Wie kann man einem Haustier helfen?

Das erste, was der Besitzer sich merken muss, ist keine Panik. Wie Sie sehen können, kann der Hund zittern und aus ganz unschuldigen Gründen, also nicht sofort in Verzweiflung geraten.

Wenn das Zittern plötzlich auftritt, untersuchen Sie den Hund sorgfältig und messen Sie die Körpertemperatur - so können Sie die äußeren Anzeichen der meisten Krankheiten ausschließen oder bestätigen.

Vergessen Sie nicht, das Tier aufmerksam zu beobachten - haben sich andere Verhaltensweisen als Zittern ergeben? Kannst du sehen, dass ihn etwas stört? Wenn sich Veränderungen im Verhalten des Hundes bemerkbar machen, beheben Sie diese sorgfältig oder erinnern Sie sich daran - danach wird es dem Tierarzt helfen, richtig zu diagnostizieren.

Versuchen Sie, das Tier zu beruhigen - streichen Sie über die Wolle, machen Sie eine leichte Körpermassage. Wenn das Zittern neurologisch ist, wird es dem Tier helfen, sich zu entspannen.

Vergessen Sie nicht die routinemäßige Impfung und Behandlung von Parasiten. Regelmäßige Verfahren erlauben Ihnen, solche Ursachen des Zitterns wie eine helminthische Invasion oder einen Zeckenstich auszuschließen.

Sei aufmerksam auf deinen Hund. Tremors, wie wir jetzt wissen, können ein Symptom und sehr ernste, lebensbedrohende Pathologien sein. Das Konto kann in einigen Fällen Stunden oder sogar Minuten dauern. Bereiten Sie sich darauf vor, dass Sie die Symptome schnell und objektiv beurteilen und das Tier gegebenenfalls sofort in die Klinik bringen müssen.

Vergessen Sie nicht die regelmäßigen Vorsorgeuntersuchungen des Tieres. Es ist besonders wichtig, sie für ältere Hunde zu tragen. So können Sie die meisten Krankheiten in einem frühen Stadium und Zittern diagnostizieren, und alle anderen Symptome von schlechter Gesundheit, werden Sie nicht überraschen.

Lesen Sie mehr über die von Ihnen gehaltene Rasse, interessieren Sie sich für allgemeine Informationen über die Gewohnheiten von Hunden. Dies wird Ihnen helfen, das Symptom der Krankheit von einem Verhaltensmerkmal oder einem individuellen Merkmal zu unterscheiden.
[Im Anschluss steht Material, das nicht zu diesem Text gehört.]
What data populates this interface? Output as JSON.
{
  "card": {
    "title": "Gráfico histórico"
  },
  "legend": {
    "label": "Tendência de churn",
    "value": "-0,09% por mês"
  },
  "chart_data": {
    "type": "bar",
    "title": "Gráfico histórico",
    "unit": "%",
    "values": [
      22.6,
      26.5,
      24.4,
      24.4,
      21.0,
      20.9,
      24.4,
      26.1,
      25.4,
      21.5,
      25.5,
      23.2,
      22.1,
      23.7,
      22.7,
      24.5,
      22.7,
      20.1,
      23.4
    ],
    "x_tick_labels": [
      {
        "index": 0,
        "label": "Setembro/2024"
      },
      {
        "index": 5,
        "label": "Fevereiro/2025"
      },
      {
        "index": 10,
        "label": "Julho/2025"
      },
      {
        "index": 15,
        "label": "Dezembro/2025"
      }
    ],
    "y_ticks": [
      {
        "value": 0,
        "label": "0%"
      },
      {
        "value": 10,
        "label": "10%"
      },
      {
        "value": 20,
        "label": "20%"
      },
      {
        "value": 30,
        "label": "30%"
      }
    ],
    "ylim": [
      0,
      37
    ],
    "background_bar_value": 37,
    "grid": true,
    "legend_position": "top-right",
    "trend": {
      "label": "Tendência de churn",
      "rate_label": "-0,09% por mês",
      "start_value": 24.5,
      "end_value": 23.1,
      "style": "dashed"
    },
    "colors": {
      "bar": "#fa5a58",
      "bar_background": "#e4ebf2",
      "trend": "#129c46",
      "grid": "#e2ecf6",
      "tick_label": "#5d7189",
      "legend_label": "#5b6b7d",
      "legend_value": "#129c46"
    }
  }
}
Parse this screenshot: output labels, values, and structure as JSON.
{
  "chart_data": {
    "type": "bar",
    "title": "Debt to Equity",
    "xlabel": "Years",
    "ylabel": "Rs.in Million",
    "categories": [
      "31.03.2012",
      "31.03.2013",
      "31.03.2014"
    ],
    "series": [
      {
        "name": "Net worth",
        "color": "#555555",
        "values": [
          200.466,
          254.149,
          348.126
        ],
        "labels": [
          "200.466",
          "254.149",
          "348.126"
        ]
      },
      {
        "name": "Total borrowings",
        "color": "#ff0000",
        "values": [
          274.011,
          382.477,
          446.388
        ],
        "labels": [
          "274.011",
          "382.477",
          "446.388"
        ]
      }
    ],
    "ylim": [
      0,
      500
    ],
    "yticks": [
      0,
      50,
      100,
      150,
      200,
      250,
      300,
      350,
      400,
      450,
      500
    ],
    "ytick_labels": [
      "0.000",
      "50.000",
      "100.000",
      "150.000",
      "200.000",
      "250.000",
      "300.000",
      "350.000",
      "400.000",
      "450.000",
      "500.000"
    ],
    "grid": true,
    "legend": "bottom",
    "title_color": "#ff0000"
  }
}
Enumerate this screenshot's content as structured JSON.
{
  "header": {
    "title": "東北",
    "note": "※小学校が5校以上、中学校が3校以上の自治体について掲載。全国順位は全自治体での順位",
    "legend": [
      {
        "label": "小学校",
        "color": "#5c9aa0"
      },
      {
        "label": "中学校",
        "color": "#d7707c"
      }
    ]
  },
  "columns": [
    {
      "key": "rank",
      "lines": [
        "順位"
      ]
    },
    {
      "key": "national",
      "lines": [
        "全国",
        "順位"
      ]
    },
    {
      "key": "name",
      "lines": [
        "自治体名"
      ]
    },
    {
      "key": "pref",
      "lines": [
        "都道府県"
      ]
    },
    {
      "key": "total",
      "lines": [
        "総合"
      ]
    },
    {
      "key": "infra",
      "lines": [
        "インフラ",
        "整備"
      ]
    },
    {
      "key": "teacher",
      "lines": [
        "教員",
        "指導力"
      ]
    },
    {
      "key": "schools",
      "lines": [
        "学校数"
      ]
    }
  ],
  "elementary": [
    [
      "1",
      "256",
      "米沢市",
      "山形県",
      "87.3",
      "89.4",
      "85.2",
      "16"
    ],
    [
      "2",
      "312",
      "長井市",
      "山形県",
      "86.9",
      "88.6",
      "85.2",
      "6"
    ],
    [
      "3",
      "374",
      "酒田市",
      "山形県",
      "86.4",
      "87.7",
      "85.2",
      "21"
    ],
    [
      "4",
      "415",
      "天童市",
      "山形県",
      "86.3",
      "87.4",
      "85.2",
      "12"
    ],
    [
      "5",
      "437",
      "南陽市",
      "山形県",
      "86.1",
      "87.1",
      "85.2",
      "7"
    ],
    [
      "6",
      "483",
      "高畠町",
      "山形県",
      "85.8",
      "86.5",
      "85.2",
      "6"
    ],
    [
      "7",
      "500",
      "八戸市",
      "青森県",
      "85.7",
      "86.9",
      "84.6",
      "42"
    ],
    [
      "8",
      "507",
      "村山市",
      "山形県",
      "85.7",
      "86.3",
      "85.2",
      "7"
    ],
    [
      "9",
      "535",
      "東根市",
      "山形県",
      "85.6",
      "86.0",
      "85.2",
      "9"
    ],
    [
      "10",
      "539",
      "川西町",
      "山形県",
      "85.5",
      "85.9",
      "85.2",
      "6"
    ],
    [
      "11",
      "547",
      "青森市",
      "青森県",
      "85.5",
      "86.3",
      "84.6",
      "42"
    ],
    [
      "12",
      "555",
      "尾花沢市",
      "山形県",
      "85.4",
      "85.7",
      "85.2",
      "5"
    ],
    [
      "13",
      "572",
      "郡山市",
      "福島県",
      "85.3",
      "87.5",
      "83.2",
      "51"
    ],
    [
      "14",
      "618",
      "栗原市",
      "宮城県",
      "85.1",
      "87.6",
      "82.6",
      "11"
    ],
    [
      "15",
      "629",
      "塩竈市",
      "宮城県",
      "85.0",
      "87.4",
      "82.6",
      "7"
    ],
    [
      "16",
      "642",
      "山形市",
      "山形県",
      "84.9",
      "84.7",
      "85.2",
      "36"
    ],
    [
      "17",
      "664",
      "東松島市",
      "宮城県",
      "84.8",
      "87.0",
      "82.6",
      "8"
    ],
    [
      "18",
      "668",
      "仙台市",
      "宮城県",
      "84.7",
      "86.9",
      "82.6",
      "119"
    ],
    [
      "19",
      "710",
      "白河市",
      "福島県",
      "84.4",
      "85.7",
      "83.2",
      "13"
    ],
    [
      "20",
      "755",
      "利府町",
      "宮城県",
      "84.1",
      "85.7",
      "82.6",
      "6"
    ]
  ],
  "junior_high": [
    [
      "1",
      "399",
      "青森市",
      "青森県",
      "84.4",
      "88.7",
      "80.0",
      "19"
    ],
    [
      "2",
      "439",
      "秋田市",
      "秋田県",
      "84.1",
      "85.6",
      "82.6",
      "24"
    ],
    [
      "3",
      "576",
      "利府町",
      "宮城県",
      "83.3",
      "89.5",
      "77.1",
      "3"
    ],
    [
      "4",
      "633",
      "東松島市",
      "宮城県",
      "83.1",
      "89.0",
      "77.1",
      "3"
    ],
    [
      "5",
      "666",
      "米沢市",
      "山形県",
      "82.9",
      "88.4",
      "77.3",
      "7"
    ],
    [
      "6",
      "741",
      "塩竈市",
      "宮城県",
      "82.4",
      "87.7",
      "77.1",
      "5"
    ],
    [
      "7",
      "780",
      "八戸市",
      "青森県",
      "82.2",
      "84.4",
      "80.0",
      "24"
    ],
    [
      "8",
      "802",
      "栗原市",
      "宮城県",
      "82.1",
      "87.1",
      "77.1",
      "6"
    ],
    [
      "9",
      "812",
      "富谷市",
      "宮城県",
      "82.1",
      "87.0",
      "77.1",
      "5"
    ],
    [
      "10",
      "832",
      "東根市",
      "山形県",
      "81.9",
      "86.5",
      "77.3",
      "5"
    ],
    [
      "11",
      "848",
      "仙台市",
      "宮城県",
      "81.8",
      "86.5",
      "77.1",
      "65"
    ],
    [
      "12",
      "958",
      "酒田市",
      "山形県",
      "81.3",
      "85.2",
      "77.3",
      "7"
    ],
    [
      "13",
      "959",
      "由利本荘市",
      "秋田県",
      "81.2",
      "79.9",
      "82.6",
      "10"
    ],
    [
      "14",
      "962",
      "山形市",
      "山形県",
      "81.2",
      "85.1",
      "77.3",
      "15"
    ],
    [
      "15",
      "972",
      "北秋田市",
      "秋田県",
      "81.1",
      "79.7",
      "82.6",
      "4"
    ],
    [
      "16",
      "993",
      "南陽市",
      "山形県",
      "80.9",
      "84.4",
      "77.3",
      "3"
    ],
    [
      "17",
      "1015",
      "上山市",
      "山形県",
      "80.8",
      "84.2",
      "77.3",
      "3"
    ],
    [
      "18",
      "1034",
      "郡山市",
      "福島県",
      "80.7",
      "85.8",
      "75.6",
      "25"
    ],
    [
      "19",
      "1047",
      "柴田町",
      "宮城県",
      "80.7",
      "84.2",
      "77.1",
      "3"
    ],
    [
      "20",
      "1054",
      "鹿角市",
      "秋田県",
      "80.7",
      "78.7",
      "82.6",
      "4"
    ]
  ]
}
Und der wichtigste und effektivste Rat - Liebe und versuche deinen Hund zu verstehen. Tune mit einem Haustier für eine Welle, Sie können intuitiv wissen, wann es wirklich schlecht ist. Und wenn Ihr Hund krank wird - seien Sie sicher zu seiner Rettung, denn der Besitzer ist derjenige, der einen Freund nie in Schwierigkeiten lassen wird.

Schüttelfrost bei Tieren

Viele Krankheiten werden von Schüttelfrost begleitet, was ein Symptom, aber keine eigenständige Krankheit ist.

Schüttelfrost bei Hunden verursacht einen Krampf der Blutgefäße, in denen Muskelzittern auftritt. Es gibt viele Gründe für sein Auftreten und es ist nicht notwendig, das Symptom ohne Aufmerksamkeit zu verlassen.

Der vielleicht ungefährlichste Grund ist vorsätzliches Zittern, um die Aufmerksamkeit des Besitzers zu erregen.

Einige gerissene Tiere können besonders zittern, wenn früher ein solches Verhalten die Aufmerksamkeit des Besitzers auf sich zog und ihn dazu brachte, sich Sorgen zu machen, Leckereien zu behandeln.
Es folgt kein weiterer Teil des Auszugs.